At present, AI chips need to move data and weight from memory to processing unit for machine learning, and then store the intermediate results back to memory. This method is inefficient, and its unnecessary information transmission not only increases the calculation delay, but also increases the corresponding power consumption. These "no value-added" data movements consume a lot of energy. In fact, the weight of data and computing units only consumes a small part of energy.
For a large neural network layer with many weights, keeping the weights fixed may improve the performance effectively.

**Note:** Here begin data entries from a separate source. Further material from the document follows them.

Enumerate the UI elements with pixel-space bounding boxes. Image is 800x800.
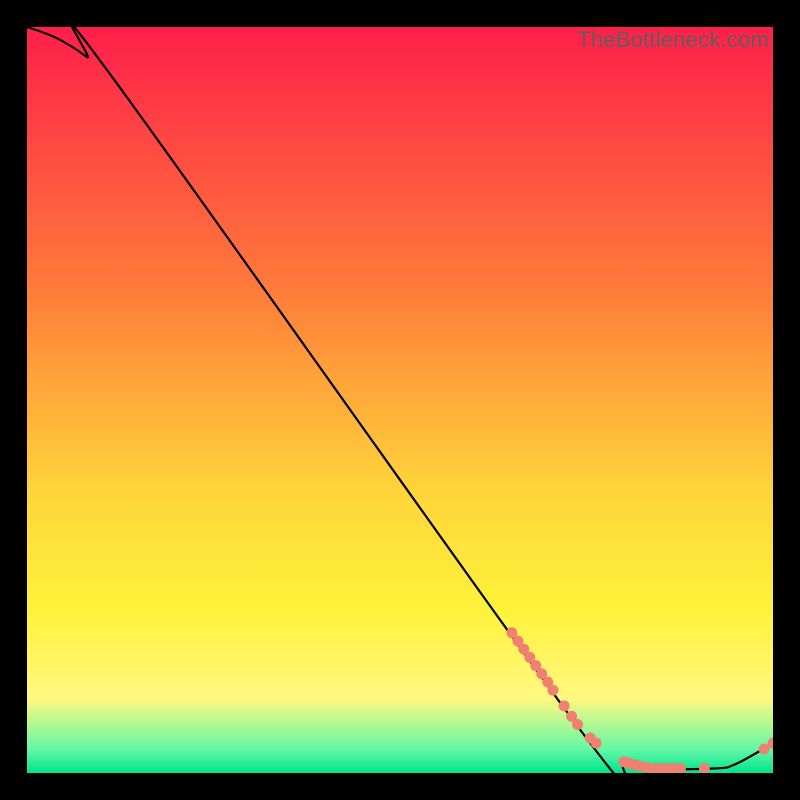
chart-stage: TheBottleneck.com	[0, 0, 800, 800]
plot-svg	[27, 27, 773, 773]
data-marker	[759, 744, 770, 755]
data-marker	[559, 700, 570, 711]
data-marker	[572, 719, 583, 730]
data-marker	[547, 685, 558, 696]
plot-area: TheBottleneck.com	[27, 27, 773, 773]
gradient-background	[27, 27, 773, 773]
data-marker	[591, 738, 602, 749]
watermark-text: TheBottleneck.com	[577, 27, 769, 53]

For the network processing high-resolution images, the input activation data is the most data intensive data type, so it may be more meaningful to keep the input activation still.
Arenna's SRAM based architecture allows dual static data stream optimization, that is, two data types can be set to static without additional hardware, which can better reduce hardware power consumption.

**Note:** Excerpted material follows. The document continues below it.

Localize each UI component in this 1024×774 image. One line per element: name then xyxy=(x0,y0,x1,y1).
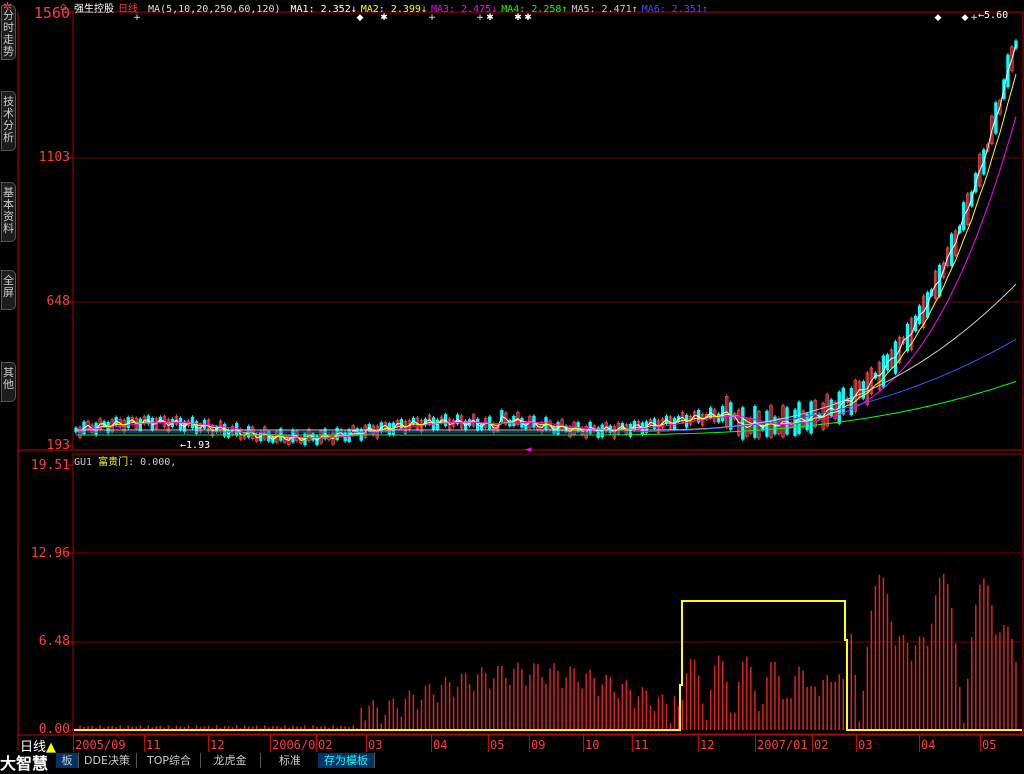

"Because our calculations are done in parallel in the simulation domain, we don't actually need to move data," youssefi said. With this architecture, the areanna chip can fix the weight or any data selected by the user, and the partial sum output is always fixed. As a result, the two data types have not changed. " Users can choose the most effective way to set the algorithm (or for a specific layer in the neural network).
According to youssefi, the scalability of many current in memory computing architectures is limited. He mentioned that some architectures optimize power performance through logic technology, while others improve storage density. When these two technologies are put into the same chip, it will be found that the two technologies are not compatible at all.
Arenna's chip does not have this problem. Because its architecture is almost completely based on digital circuits, it can be manufactured in standard CMOS process and is compatible with many other technologies.
Because of the standardized process, the chip can also follow Moore's law and use smaller process nodes. Next, the company plans to build a larger test chip with multiple computing tiles, and the second test chip is expected to be available in 2022.
Conclusion: with the wave of artificial intelligence sweeping all fields, the complexity of AI model is increasing. However, the traditional computing architecture is difficult to meet the future needs of AI edge applications due to energy consumption. Previously, TSMC announced an improved SRAM memory array, which greatly reduces the chip power consumption through in memory computing, proving the feasibility of SRAM array to some extent.
As a continuous data computing method, analog computing can complement digital computing and has great potential. By integrating ADC and DAC functions into the memory array, arenna's chip provides a new way to reduce power consumption and chip area for analog computing.